Benjamin Weiser at NYT:
The lawsuit began like so many others: A man named Roberto Mata sued the airline Avianca, saying he was injured when a metal serving cart struck his knee during a flight to Kennedy International Airport in New York.
When Avianca asked a Manhattan federal judge to toss out the case, Mr. Mata’s lawyers vehemently objected, submitting a 10-page brief that cited more than half a dozen relevant court decisions. There was Martinez v. Delta Air Lines, Zicherman v. Korean Air Lines and, of course, Varghese v. China Southern Airlines, with its learned discussion of federal law and “the tolling effect of the automatic stay on a statute of limitations.”
There was just one hitch: No one — not the airline’s lawyers, not even the judge himself — could find the decisions or the quotations cited and summarized in the brief.
That was because ChatGPT had invented everything.
The lawyer who created the brief, Steven A. Schwartz of the firm Levidow, Levidow & Oberman, threw himself on the mercy of the court on Thursday, saying in an affidavit that he had used the artificial intelligence program to do his legal research — “a source that has revealed itself to be unreliable.”
This case was not unique. Gerrit De Vynck explains at WP:
Recently, researchers asked two versions of OpenAI’s ChatGPT artificial intelligence chatbot where Massachusetts Institute of Technology professor Tomás Lozano-Pérez was born.
One bot said Spain and the other said Cuba. Once the system told the bots to debate the answers, the one that said Spain quickly apologized and agreed with the one with the correct answer, Cuba.
The finding, in a paper released by a team of MIT researchers last week, is the latest potential breakthrough in helping chatbots to arrive at the correct answer. The researchers proposed using different chatbots to produce multiple answers to the same question and then letting them debate each other until one answer won out.
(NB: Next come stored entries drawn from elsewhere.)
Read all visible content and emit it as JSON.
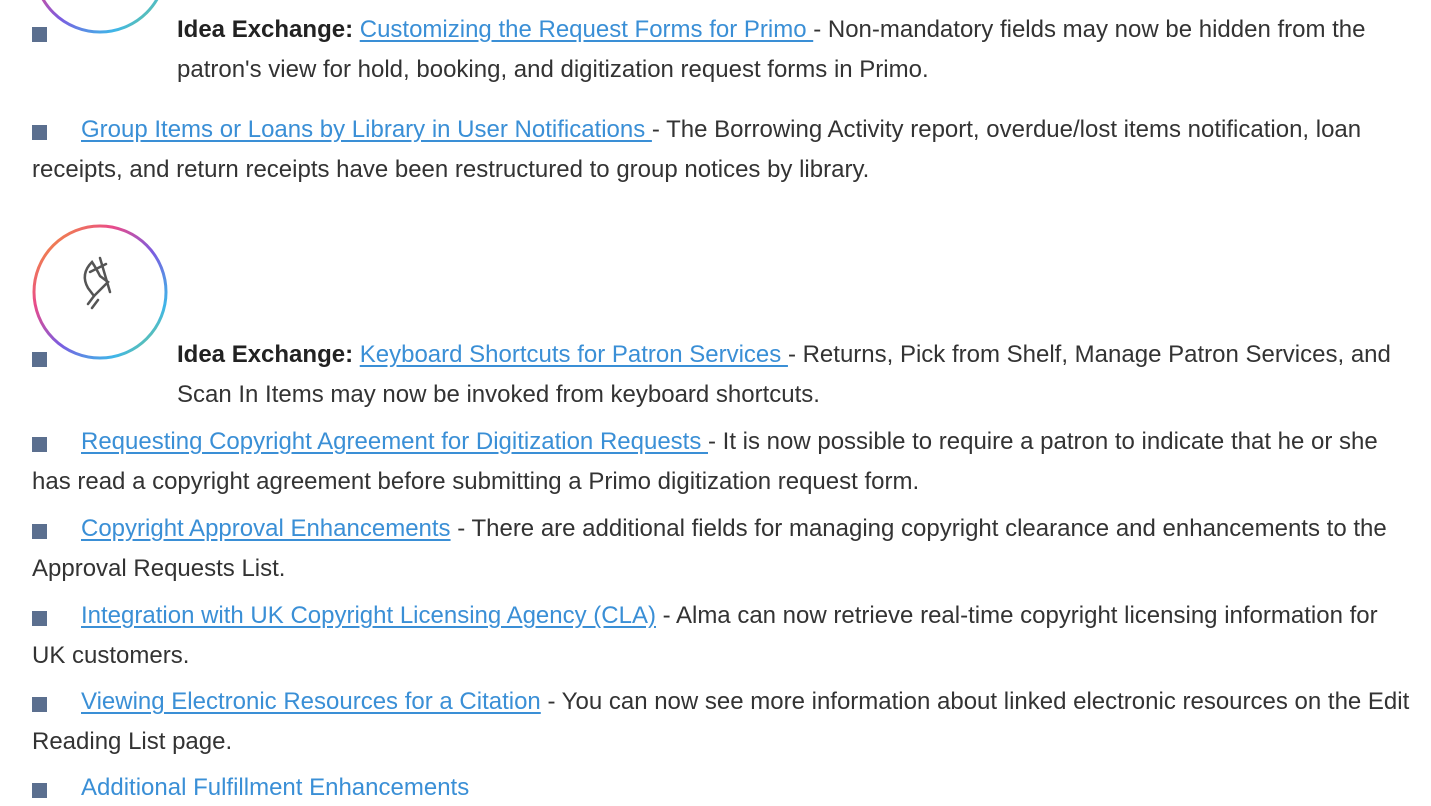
{
  "items": [
    {
      "label": "Idea Exchange:",
      "link": "Customizing the Request Forms for Primo ",
      "desc": "- Non-mandatory fields may now be hidden from the patron's view for hold, booking, and digitization request forms in Primo."
    },
    {
      "link": "Group Items or Loans by Library in User Notifications ",
      "desc": "- The Borrowing Activity report, overdue/lost items notification, loan receipts, and return receipts have been restructured to group notices by library."
    },
    {
      "label": "Idea Exchange:",
      "link": "Keyboard Shortcuts for Patron Services ",
      "desc": "- Returns, Pick from Shelf, Manage Patron Services, and Scan In Items may now be invoked from keyboard shortcuts."
    },
    {
      "link": "Requesting Copyright Agreement for Digitization Requests ",
      "desc": "- It is now possible to require a patron to indicate that he or she has read a copyright agreement before submitting a Primo digitization request form."
    },
    {
      "link": "Copyright Approval Enhancements",
      "desc": " - There are additional fields for managing copyright clearance and enhancements to the Approval Requests List."
    },
    {
      "link": "Integration with UK Copyright Licensing Agency (CLA)",
      "desc": " - Alma can now retrieve real-time copyright licensing information for UK customers."
    },
    {
      "link": "Viewing Electronic Resources for a Citation",
      "desc": " - You can now see more information about linked electronic resources on the Edit Reading List page."
    },
    {
      "link": "Additional Fulfillment Enhancements"
    }
  ],
  "colors": {
    "link": "#3a8fd6",
    "bullet": "#5b6f8f",
    "text": "#333333"
  }
}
The researchers found using this “society of minds” method made them more factual.
“Language models are trained to predict the next word,” said Yilun Du, a researcher at MIT who was previously a research fellow at OpenAI, and one of the paper’s authors. “They are not trained to tell people they don’t know what they’re doing.” The result is bots that act like precocious people-pleasers, making up answers instead of admitting they simply don’t know.
The researchers’ creative approach is just the latest attempt to solve for one of the most pressing concerns in the exploding field of AI. Despite the incredible leaps in capabilities that “generative” chatbots like OpenAI’s ChatGPT, Microsoft’s Bing and Google’s Bard have demonstrated in the last six months, they still have a major fatal flaw: they make stuff up all the time.
Figuring out how to prevent or fix what the field is calling “hallucinations” has become an obsession among many tech workers, researchers and AI skeptics alike. The issue is mentioned in dozens of academic papers posted to the online database Arxiv and Big Tech CEOs like Google’s Sundar Pichai have addressed it repeatedly. As the tech gets pushed out to millions of people and integrated into critical fields including medicine and law, understanding hallucinations and finding ways to mitigate them has become even more crucial.